“Hero, not a chance,” he would say. “I do my job, giving my all, plain and simple.”
A good friend. An avid fisherman. A consummate professional. Deeply compassionate. These defined him as a man and a warrior.
Icelandic fishing: taking the team on a fishing trip (Sept 2004)
In April 2010, JR was killed in action. Posted with other SEALs in a remote corner of Afghanistan, he said their surroundings were stark. A barren, mountain valley nestled amid soaring, rugged mountains. It was no more dangerous than any other sector. “Afghanistan,” he said, “is a tired land. Her people are tired. Yet, both are ready to live again. Our task is to find her the time.”
He loved his wife and family to his fullest. Proud of Justin, his 19 year old son. And, more prouder of little Jessica, the daughter JR and Amy had tried to have for many years. “Better late than never,” JR said of Jessica. When Amy had Jessica, his life became complete.
sunset fishing: JR and Justin fish from the breakwater (San Diego, Jun 2008)
“I missed a lot of things,” mused JR of his profession. “Yet, Amy kept me in the game.” The profession does not lend itself to enduring, stable marriages.

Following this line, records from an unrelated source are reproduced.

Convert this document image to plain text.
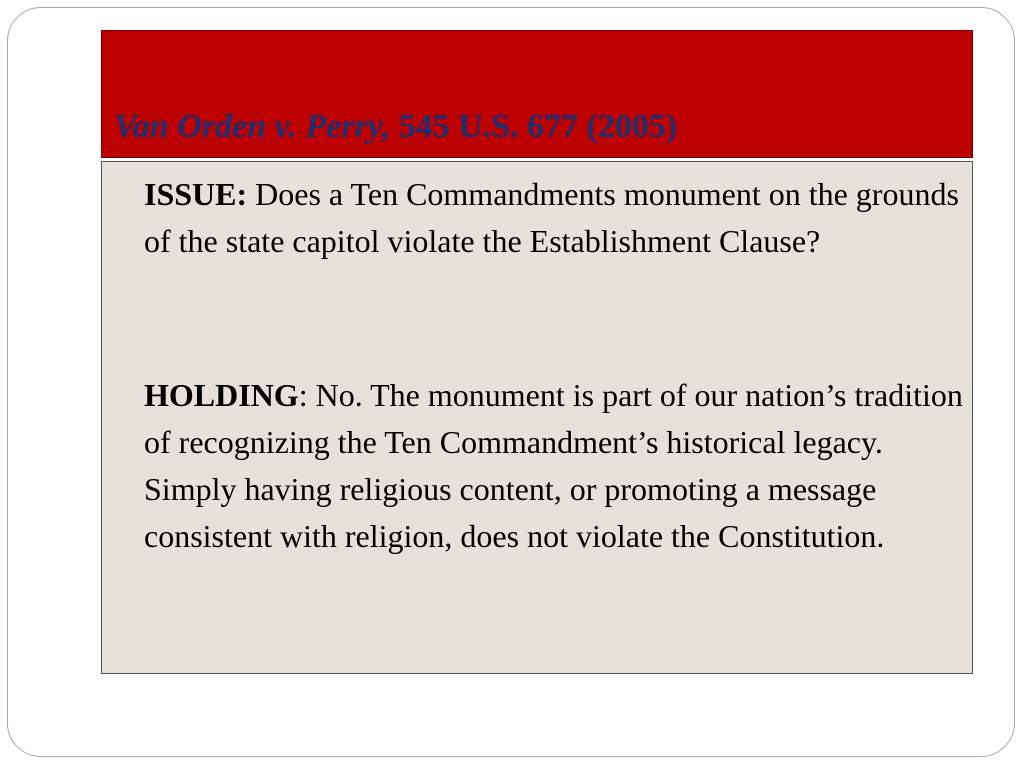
Van Orden v. Perry, 545 U.S. 677 (2005)

ISSUE: Does a Ten Commandments monument on the grounds of the state capitol violate the Establishment Clause?

HOLDING: No. The monument is part of our nation’s tradition of recognizing the Ten Commandment’s historical legacy. Simply having religious content, or promoting a message consistent with religion, does not violate the Constitution.
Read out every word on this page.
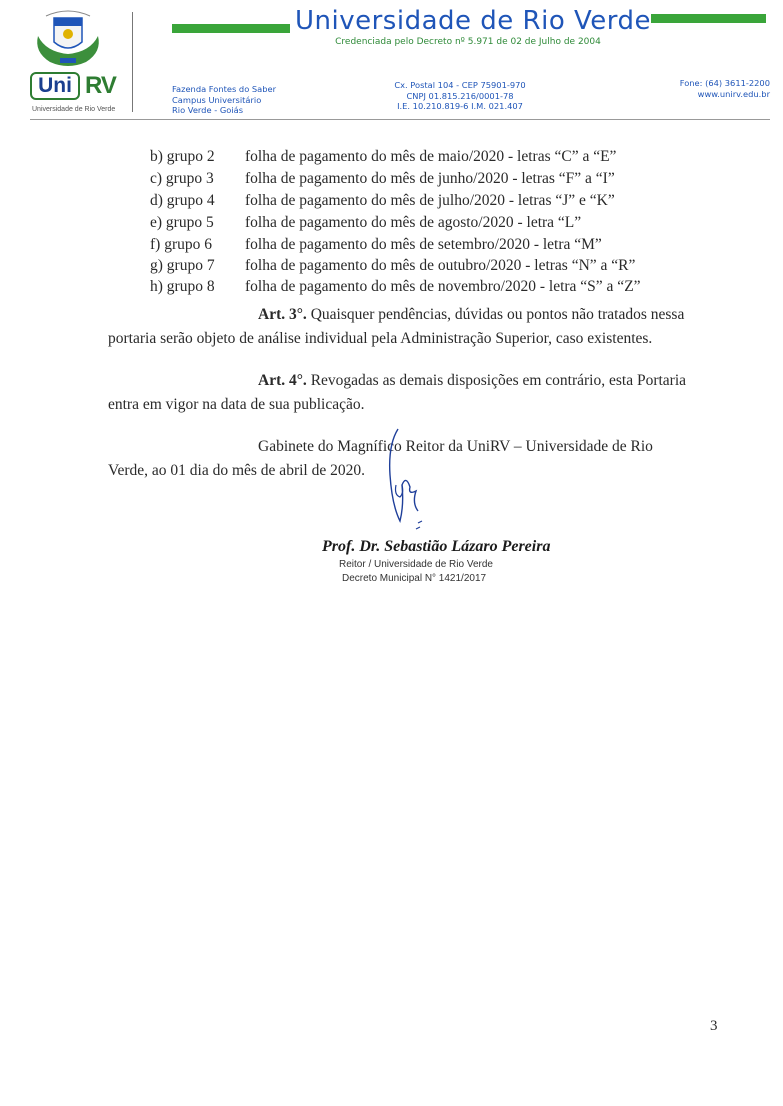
Uni RV
Universidade de Rio Verde
Universidade de Rio Verde
Credenciada pelo Decreto nº 5.971 de 02 de Julho de 2004
Fazenda Fontes do Saber
Campus Universitário
Rio Verde - Goiás
Cx. Postal 104 - CEP 75901-970
CNPJ 01.815.216/0001-78
I.E. 10.210.819-6 I.M. 021.407
Fone: (64) 3611-2200
www.unirv.edu.br
b) grupo 2 folha de pagamento do mês de maio/2020 - letras “C” a “E”
c) grupo 3 folha de pagamento do mês de junho/2020 - letras “F” a “I”
d) grupo 4 folha de pagamento do mês de julho/2020 - letras “J” e “K”
e) grupo 5 folha de pagamento do mês de agosto/2020 - letra “L”
f) grupo 6 folha de pagamento do mês de setembro/2020 - letra “M”
g) grupo 7 folha de pagamento do mês de outubro/2020 - letras “N” a “R”
h) grupo 8 folha de pagamento do mês de novembro/2020 - letra “S” a “Z”
Art. 3°. Quaisquer pendências, dúvidas ou pontos não tratados nessa
portaria serão objeto de análise individual pela Administração Superior, caso existentes.
Art. 4°. Revogadas as demais disposições em contrário, esta Portaria
entra em vigor na data de sua publicação.
Gabinete do Magnífico Reitor da UniRV – Universidade de Rio
Verde, ao 01 dia do mês de abril de 2020.
Prof. Dr. Sebastião Lázaro Pereira
Reitor / Universidade de Rio Verde
Decreto Municipal N° 1421/2017
3
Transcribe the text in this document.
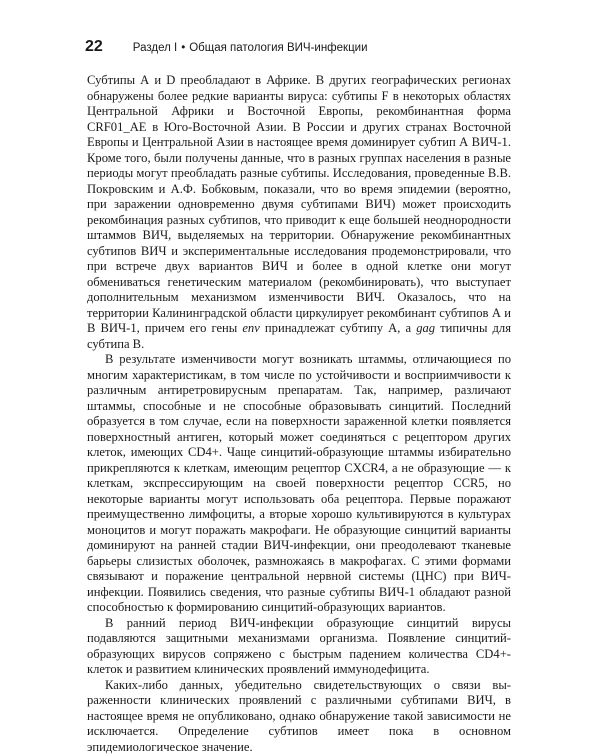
22	Раздел I • Общая патология ВИЧ-инфекции

Субтипы А и D преобладают в Африке. В других географических регионах обнаружены более редкие варианты вируса: субтипы F в некоторых областях Центральной Африки и Восточной Европы, рекомбинантная форма CRF01_AE в Юго-Восточной Азии. В России и других странах Восточной Европы и Центральной Азии в настоящее время доминирует субтип А ВИЧ-1. Кроме того, были получены данные, что в разных группах населения в разные периоды могут преобладать разные субтипы. Исследования, проведенные В.В. Покровским и А.Ф. Бобковым, показали, что во время эпидемии (вероятно, при заражении одновременно двумя субтипами ВИЧ) может происходить рекомбинация разных субтипов, что приводит к еще большей неоднородности штаммов ВИЧ, выделяемых на территории. Обнаружение рекомбинантных субтипов ВИЧ и экспериментальные исследования продемонстрировали, что при встрече двух вариантов ВИЧ и более в одной клетке они могут обмениваться генетическим материалом (рекомбинировать), что выступает дополнительным механизмом изменчивости ВИЧ. Оказалось, что на территории Калининградской области циркулирует рекомбинант субтипов А и В ВИЧ-1, причем его гены env принадлежат субтипу А, а gag типичны для субтипа В.

В результате изменчивости могут возникать штаммы, отличающиеся по многим характеристикам, в том числе по устойчивости и восприимчивости к различным антиретровирусным препаратам. Так, например, различают штаммы, способные и не способные образовывать синцитий. Последний образуется в том случае, если на поверхности зараженной клетки появляется поверхностный антиген, который может соединяться с рецептором других клеток, имеющих CD4+. Чаще синцитий-образующие штаммы избирательно прикрепляются к клеткам, имеющим рецептор CXCR4, а не образующие — к клеткам, экспрессирующим на своей поверхности рецептор CCR5, но некоторые варианты могут использовать оба рецептора. Первые поражают преимущественно лимфоциты, а вторые хорошо культивируются в культурах моноцитов и могут поражать макрофаги. Не образующие синцитий варианты доминируют на ранней стадии ВИЧ-инфекции, они преодолевают тканевые барьеры слизистых оболочек, размножаясь в макрофагах. С этими формами связывают и поражение центральной нервной системы (ЦНС) при ВИЧ-инфекции. Появились сведения, что разные субтипы ВИЧ-1 обладают разной способностью к формированию синцитий-образующих вариантов.

В ранний период ВИЧ-инфекции образующие синцитий вирусы подавляются защитными механизмами организма. Появление синцитий-образующих вирусов сопряжено с быстрым падением количества CD4+-клеток и развитием клинических проявлений иммунодефицита.

Каких-либо данных, убедительно свидетельствующих о связи выраженности клинических проявлений с различными субтипами ВИЧ, в настоящее время не опубликовано, однако обнаружение такой зависимости не исключается. Определение субтипов имеет пока в основном эпидемиологическое значение.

They had one of the few. Amy said, “I loved him with all my heart and soul. It was important in letting JR to do his work … and letting him know all those missed moments did not matter. We were together. That’s all what mattered.” They were a special pairing, clearly devoted to one another.
Amy was incredibly strong when JR came home. Not a tear was shed, nor a hint of emotion. When Andrea sang “Shenandoah” at the funeral mass, Amy’s composure began to quiver. Amy regained her composure, and assured us she was ready to walk the procession behind his casket at the cemetery. The rainy, chilly weather was not enough to deter her.
foggy view at the Fort Rosecrans National Cemetery (April 2018)
Everyday is Memorial Day for Amy and her family. In the weeks after JR’s burial, her visits were a near daily occurrence – now, twice a week. Her main task is keeping JR’s memory, and essence, alive for Jessica. Only 5 months old at her dad’s passing, she knows him through photos, a few recordings and many stories. Soon, it will become my responsibility to pass along the stories of my friendship with her dad.
Amy and Jessica at the beach (San Diego, Oct 2017)
May the home fires burn bright, keeping the watch.